Bear in mind that as soon as you turn off JavaScript then you begin to stand out from the crowd (the Tor FAQ has a whole section on browser fingerprinting)
It seems to me that most de-anonymizing attacks used human operating errors, physical attacks like snatching a laptop with an open tor browser window from a user, or side-channel attacks based on malware like Finfisher.
Running it from Tails seems pretty secure...but, in the end, who does that consistently?
Also, it just doesn't seem very likely that the US DoD would fund a network which defeats their own surveillance efforts.
Being "anonymous" online is more a question of being anonymous from who's perspective. Fooling a sysadmin is easy. Fooling an ISP is hard. Fooling an NSA contractor is probably near impossible. I think you can achieve reasonable plausible deniability with enough inconvenience, though. Get rid of your smartphone, compartmentalize your activity, never enable JS, use public wifi, spoof your MAC, make a tinfoil hat, etc.
But a country’s policy is decided by the citizens, if you live in a democracy.
Facebook’s policy is decided by its CEO and few others. Citizens/users have no saying.
There’s a big danger in shifting most of the public discourse to private platforms.
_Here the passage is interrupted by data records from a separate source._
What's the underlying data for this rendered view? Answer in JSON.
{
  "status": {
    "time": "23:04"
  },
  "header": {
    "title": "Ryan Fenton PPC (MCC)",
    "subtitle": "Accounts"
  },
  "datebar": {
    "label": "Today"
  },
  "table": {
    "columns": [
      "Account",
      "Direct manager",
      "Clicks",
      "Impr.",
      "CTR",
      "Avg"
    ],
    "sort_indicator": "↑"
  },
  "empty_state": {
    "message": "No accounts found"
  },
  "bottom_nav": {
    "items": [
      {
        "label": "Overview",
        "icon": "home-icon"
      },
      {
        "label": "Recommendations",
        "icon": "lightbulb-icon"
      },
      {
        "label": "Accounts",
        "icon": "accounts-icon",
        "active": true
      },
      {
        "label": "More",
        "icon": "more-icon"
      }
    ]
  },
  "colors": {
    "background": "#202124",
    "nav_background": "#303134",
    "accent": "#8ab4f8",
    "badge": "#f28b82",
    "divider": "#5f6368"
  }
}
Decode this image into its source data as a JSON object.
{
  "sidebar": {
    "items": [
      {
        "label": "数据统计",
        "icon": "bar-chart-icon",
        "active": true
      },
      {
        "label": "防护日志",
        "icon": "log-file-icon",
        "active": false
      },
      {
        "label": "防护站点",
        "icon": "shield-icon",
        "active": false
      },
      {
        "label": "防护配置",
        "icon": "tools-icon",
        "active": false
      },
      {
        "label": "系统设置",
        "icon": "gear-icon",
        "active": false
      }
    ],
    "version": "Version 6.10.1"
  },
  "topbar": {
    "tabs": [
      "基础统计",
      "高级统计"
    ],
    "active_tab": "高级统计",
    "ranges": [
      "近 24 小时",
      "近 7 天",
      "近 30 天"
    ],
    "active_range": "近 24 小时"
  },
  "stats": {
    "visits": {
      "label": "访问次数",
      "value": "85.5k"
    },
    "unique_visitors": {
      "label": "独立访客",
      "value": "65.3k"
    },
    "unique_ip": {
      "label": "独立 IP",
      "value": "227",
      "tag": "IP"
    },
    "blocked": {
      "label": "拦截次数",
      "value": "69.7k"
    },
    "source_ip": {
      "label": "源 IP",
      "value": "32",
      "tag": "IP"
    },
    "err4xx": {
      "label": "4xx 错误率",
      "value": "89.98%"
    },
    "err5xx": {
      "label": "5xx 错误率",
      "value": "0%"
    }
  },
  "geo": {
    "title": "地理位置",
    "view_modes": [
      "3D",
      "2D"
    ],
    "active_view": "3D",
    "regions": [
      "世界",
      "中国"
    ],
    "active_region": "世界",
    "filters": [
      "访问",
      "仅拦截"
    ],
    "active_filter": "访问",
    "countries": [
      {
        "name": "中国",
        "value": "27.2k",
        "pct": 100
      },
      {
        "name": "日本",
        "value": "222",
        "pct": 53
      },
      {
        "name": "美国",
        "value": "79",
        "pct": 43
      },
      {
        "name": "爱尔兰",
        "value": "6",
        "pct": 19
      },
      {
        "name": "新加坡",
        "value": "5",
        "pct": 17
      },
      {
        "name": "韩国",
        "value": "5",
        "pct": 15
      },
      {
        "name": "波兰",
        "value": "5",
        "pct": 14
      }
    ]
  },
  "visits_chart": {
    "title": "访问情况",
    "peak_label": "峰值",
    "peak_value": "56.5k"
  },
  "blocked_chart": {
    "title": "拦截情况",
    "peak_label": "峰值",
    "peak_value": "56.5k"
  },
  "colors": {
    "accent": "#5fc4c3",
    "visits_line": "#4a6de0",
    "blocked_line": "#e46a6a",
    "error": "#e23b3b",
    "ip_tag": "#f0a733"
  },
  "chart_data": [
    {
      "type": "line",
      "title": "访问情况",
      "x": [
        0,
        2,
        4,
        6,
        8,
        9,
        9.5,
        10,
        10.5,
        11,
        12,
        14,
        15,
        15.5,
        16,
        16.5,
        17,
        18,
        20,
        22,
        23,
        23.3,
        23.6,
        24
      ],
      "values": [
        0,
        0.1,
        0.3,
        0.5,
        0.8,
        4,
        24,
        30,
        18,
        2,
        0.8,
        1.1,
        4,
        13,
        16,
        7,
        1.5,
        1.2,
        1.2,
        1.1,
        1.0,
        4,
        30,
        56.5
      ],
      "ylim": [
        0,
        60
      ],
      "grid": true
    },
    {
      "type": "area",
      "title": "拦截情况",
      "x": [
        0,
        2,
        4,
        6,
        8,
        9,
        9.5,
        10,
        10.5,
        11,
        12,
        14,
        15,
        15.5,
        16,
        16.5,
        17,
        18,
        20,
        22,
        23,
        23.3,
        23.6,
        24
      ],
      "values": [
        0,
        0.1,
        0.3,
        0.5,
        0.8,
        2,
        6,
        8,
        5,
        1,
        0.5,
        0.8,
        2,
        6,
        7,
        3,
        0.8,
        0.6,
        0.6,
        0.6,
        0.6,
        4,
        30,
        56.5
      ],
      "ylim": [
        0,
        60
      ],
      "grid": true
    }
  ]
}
We already have many example, YouTube banning anti-Erdogan keywords is just the first popping to my mind.
I never said it’s OK for the government to control speech undemocratically like happens in China, maybe I didn’t explain myself well.
My point is: I would prefer the government decides democratically what can and cannot be told. And I am fine with a very liberal standard, in which almost everything can be told.
I am pretty much a free speech absolutist. Everything can be said in my opinion.
But, if limits are imposed by a democratic government they will at least follow some democratic standard. Limits imposed by private companies will only follow the money!